In silico sample mixtures were generated from patient data derived from patient 001 from the Hong et al. study (doi:10.1038/ncomms7605). The data are available in the EGA Sequence Read Archive under accession EGAS00001000942. Somatic and germline variant calls, mutational signatures, subclonal reconstructions, transcript abundance, splice calls and other core data generated by the ICGC/TCGA Pan-cancer Analysis of Whole Genomes Consortium is described here and available for download at https://dcc.icgc.org/releases/PCAWG. Additional information on accessing the data, including raw read files, can be found at https://docs.icgc.org/pcawg/data/. In accordance with the data access policies of the ICGC and TCGA projects, most molecular, clinical and specimen data are in an open tier which does not require access approval. To access controlled PCAWG data, please see the ICGC DACO. Please see the following links for available PCAWG data related to the SVclone paper:

All the other data supporting the findings of this study are available within the article and its supplementary information files and from the corresponding author upon reasonable request. A reporting summary for this article is available as a Supplementary Information file.

Other code (SVclone paper)

Ccube clustering code can be found under https://github.com/keyuan/ccube.

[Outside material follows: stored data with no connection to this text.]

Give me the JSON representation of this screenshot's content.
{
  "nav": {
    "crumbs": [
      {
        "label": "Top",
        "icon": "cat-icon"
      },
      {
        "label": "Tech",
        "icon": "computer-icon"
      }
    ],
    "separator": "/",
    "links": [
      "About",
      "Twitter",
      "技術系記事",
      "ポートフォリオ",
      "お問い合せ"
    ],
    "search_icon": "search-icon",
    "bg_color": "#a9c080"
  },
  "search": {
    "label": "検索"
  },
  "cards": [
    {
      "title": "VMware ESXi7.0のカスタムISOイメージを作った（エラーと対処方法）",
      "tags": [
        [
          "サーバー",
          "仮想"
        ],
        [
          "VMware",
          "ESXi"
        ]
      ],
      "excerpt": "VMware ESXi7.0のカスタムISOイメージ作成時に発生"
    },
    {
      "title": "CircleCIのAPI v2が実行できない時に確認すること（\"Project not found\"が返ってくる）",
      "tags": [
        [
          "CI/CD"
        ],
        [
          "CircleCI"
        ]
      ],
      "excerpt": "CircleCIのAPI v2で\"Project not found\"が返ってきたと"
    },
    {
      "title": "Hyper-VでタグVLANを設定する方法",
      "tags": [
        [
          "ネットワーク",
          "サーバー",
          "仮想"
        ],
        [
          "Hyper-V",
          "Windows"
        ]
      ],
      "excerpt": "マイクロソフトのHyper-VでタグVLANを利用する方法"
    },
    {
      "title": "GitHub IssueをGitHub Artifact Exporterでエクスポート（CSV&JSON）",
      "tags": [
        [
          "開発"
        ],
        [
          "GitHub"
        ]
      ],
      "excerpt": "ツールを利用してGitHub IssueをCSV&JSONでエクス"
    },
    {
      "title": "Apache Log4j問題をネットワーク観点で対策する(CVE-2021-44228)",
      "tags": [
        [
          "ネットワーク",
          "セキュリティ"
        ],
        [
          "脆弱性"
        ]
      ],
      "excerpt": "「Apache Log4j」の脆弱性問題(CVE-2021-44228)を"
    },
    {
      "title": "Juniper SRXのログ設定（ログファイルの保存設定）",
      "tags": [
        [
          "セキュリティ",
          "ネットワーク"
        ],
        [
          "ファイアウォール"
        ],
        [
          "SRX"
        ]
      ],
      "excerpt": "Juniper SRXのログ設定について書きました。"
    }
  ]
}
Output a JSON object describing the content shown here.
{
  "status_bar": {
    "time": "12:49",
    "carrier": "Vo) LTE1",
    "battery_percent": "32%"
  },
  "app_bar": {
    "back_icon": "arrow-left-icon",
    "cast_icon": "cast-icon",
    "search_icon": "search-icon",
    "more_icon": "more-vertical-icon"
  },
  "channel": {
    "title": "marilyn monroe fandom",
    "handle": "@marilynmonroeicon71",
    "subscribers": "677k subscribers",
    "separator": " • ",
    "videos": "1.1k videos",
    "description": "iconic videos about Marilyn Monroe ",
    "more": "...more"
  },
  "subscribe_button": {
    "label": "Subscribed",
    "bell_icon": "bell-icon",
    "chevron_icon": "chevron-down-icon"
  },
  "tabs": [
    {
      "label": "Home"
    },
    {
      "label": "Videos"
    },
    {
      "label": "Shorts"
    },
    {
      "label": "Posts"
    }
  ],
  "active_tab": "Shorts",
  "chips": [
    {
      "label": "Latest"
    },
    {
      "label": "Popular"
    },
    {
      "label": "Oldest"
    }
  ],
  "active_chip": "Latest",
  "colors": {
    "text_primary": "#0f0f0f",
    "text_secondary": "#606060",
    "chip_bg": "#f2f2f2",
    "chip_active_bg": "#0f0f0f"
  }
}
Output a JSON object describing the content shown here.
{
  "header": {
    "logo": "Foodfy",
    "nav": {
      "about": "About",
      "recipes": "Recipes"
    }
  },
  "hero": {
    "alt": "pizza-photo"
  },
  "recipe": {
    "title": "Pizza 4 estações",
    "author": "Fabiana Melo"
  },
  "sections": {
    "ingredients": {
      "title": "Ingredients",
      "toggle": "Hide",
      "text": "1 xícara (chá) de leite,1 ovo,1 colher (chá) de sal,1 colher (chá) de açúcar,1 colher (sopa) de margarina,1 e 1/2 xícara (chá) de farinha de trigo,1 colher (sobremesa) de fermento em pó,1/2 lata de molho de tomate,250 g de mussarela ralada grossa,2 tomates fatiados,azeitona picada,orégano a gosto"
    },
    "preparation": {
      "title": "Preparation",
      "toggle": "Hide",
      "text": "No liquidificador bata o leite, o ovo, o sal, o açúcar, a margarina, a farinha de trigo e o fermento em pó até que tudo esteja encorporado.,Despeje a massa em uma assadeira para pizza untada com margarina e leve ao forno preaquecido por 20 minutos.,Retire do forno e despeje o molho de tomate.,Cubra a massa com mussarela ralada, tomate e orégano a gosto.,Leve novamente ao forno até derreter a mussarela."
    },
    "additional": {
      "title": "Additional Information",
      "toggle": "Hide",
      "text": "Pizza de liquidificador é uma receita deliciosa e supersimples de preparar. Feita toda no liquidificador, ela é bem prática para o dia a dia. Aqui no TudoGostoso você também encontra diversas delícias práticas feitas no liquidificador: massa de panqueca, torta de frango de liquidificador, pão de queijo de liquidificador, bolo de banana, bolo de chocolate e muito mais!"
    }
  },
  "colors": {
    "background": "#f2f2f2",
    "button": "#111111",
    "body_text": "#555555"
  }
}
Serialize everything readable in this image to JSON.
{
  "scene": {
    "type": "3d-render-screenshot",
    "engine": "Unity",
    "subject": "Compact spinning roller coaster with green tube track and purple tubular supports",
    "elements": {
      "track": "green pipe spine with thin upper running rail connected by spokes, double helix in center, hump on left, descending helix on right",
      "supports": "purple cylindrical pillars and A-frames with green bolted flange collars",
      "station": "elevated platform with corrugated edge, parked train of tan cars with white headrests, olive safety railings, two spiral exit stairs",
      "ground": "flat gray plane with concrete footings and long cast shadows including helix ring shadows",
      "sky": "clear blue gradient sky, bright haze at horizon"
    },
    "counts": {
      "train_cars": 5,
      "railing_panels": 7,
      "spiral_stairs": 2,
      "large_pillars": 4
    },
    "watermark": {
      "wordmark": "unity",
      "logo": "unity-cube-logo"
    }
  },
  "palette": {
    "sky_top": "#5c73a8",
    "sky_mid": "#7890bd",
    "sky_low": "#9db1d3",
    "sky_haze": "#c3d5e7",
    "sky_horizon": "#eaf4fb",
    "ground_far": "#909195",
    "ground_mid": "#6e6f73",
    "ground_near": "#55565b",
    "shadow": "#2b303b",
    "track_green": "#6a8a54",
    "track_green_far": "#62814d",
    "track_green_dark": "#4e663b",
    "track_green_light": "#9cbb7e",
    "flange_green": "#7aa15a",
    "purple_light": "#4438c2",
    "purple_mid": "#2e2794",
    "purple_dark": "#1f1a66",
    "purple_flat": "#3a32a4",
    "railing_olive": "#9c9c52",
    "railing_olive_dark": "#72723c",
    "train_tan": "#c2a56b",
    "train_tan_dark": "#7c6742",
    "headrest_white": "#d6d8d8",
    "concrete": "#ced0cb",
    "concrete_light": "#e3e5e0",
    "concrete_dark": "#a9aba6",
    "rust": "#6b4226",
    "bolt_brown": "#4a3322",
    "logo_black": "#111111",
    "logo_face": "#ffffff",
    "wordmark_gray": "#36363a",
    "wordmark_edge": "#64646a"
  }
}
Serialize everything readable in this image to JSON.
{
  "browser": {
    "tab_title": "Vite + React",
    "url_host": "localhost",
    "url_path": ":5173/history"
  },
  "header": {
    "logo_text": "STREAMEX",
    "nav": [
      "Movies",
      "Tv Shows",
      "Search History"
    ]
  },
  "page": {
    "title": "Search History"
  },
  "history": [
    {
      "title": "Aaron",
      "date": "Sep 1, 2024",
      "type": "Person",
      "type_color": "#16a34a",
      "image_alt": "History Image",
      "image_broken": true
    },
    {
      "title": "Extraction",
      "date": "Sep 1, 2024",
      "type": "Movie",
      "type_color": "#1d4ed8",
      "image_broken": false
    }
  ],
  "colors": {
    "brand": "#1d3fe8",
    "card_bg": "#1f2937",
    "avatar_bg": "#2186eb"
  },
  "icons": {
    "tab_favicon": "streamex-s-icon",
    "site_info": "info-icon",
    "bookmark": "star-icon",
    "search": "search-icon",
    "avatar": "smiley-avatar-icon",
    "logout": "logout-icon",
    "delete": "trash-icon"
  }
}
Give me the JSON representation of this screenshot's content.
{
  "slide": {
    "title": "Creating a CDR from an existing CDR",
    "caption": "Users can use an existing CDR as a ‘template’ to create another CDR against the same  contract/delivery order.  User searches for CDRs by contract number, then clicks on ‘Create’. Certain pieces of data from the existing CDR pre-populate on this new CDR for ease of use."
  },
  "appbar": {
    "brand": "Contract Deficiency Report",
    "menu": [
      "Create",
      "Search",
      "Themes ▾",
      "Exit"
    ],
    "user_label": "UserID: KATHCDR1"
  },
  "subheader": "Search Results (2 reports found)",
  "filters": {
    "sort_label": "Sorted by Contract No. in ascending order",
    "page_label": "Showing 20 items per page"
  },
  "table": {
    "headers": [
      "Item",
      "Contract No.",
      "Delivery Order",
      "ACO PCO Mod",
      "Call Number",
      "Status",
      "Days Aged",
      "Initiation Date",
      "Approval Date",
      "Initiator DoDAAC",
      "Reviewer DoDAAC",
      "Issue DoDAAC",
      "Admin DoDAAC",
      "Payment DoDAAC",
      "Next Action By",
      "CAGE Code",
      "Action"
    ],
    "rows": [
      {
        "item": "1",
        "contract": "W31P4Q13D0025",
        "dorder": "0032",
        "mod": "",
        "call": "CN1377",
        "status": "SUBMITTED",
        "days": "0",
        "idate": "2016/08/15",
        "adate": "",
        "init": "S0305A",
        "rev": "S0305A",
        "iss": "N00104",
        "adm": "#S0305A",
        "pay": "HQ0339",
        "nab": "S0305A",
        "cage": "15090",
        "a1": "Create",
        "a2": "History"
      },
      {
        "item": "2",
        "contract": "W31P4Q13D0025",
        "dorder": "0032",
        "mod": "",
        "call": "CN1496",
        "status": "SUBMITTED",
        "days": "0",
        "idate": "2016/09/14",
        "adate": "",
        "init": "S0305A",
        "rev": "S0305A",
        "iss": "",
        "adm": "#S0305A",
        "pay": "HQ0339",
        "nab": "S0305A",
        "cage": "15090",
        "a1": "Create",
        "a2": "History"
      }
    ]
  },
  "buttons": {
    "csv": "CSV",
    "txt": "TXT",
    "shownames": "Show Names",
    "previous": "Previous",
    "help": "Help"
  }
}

Code for generating all figures in the manuscript and the in silico mixture samples can be found under https://github.com/mcmero/SVclone_Rmarkdown. Code for simulating SVs can be found under https://github.com/mcmero/sv_simu_pipe. The core computational pipelines used by the PCAWG Consortium for alignment, quality control and variant calling are available to the public at https://dockstore.org/search?search=pcawg under the GNU General Public License v3.0, which allows for reuse and distribution.

NOTE: The master branch implements clustering using the ccube clustering model. If you would like to run the PyMC2 clustering model (described in the biorXiv version) please use the pymc2 branch, although we highly recommend running the ccube version.